Voelz also added women’s hockey, soccer and rowing as the 10th, 11th and 12th women’s sports at the University.
“All of those people mad about Title IX should have been thanking me,” Voelz said. “As long as we were adding sports, the men didn’t have to drop any.”
Another signature of the Voelz era was hosting seven NCAA national championships, the most famous of which was the 1995 women’s basketball Final Four.
“By that time, the NCAA had immense confidence in us,” Voelz said. “We were doing things with the women’s tournament that they hadn’t even dreamed of.”
At the time, Linda Mona and Peggy Lucas were serving as co-chairs for the 1995 Final Four under Voelz.
“Chris built a phenomenal dynasty for women’s sports in Minnesota,” long-time friend and coworker Mona said. “I say Minnesota because she affected high schools and other colleges. She changed the way people thought of women’s athletics.”
In 1999, years before Voelz left Minnesota, the Star Tribune listed her as No. 22 on a list of Minnesota’s 100 most important sports figures of the century, a list that included men and women, players and coaches alike.
Voelz made it a point to surround herself with advisers who were not only as driven as she was, but as qualified.
“Chris knew how to align herself with the right people,” Lucas said. “Besides some of the greatest female leaders in the Twin Cities, she worked with a lot of men who wanted to see women’s athletics prosper.”
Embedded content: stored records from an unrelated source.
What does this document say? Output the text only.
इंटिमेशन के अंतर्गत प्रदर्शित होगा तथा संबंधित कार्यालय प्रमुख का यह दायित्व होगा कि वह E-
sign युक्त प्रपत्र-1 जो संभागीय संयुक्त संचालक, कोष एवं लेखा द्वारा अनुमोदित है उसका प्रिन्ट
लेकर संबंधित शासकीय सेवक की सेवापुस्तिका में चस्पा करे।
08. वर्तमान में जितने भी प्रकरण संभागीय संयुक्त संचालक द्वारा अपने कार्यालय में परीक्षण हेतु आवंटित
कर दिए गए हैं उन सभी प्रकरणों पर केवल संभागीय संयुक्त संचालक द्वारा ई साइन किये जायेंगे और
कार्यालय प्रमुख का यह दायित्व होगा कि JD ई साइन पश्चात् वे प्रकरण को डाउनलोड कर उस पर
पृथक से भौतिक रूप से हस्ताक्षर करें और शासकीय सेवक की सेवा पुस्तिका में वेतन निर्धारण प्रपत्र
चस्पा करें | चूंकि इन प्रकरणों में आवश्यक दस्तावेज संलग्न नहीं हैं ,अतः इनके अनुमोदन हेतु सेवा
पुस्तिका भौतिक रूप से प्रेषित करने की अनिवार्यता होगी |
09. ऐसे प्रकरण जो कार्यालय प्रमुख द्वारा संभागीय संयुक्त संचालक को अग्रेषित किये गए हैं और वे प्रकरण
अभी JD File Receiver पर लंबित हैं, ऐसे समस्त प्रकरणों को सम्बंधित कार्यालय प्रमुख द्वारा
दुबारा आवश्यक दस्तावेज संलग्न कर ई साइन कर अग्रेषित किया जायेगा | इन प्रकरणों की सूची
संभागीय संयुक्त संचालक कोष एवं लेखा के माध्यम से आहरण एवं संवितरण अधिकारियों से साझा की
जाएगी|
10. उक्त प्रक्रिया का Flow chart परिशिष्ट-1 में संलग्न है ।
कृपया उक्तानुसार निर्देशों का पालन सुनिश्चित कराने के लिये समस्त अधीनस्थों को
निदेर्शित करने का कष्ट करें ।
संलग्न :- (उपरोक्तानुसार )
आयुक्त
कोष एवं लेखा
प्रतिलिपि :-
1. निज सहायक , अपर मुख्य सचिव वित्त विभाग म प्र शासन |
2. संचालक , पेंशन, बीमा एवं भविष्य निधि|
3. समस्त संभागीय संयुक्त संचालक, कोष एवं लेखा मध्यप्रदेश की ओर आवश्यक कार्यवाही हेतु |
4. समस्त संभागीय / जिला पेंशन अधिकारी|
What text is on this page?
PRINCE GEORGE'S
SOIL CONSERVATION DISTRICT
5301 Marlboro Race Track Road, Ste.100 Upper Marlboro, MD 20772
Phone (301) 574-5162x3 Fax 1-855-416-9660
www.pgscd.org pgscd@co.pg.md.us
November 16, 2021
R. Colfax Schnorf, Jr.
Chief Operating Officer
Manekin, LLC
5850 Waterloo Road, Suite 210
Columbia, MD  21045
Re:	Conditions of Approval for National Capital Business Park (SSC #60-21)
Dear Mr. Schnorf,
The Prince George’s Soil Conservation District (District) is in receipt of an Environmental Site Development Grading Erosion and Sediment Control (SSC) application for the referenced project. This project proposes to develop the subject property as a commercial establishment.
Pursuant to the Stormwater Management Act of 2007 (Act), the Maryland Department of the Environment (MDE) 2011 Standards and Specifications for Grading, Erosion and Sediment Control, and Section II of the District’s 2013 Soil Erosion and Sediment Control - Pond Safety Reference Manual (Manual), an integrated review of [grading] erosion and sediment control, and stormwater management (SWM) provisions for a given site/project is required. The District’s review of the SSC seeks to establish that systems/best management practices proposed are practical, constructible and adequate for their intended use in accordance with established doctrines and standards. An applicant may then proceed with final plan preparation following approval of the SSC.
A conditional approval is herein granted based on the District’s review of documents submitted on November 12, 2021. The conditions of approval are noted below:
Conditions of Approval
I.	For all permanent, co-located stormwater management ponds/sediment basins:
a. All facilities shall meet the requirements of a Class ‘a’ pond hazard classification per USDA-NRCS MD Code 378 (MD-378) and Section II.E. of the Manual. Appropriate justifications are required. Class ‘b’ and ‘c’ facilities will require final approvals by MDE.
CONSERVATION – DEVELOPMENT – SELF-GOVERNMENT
When the Gopher women’s hockey team began in 1997, Voelz did not want to just add another sport.
“We wanted to do it the right way,” Voelz said. “Nike gave us a better deal than the men’s hockey team on apparel and equipment, because here they saw Herb Brooks and Rob Ridder were on my advisory group.”
In 2002, when University President Mark Yudof announced that the men’s and women’s athletic departments would be merging due to budget problems, Voelz rallied with her closest advisory group, nicknamed ‘the posse,’ to prevent it.
“We were sort of her ‘kitchen cabinet,'” Mona said jokingly. “We worked night and day to present to the Board of Regents against merging.”
But the trend was against them. Minnesota was one of only five schools in the nation that had separate athletic departments.
“There may have been a time [to merge],” Voelz said. “But that was not the right time, considering the uncertainties in the men’s department and the solid place the women were in.”
After months of campaigning, Voelz conceded and decided, along with then-men’s athletic director Tom Moe, to not apply for the new position.
“It was not to be,” Voelz said. “It was two presidents later, and I had very little institutional memory. At that point, the entire program needed a fresh start.”
Now, Voelz continues to play a role in collegiate athletics from afar. She owns and operates her own athletic consulting firm and works with the Women’s Sports Foundation as their Leadership Gifts Officer.
“I’m most proud of the fact that we had scholar athletes,” Voelz said. “We had a culture where the young woman was valued. There were outstanding women who became tremendous leaders because they did not have to be number two.”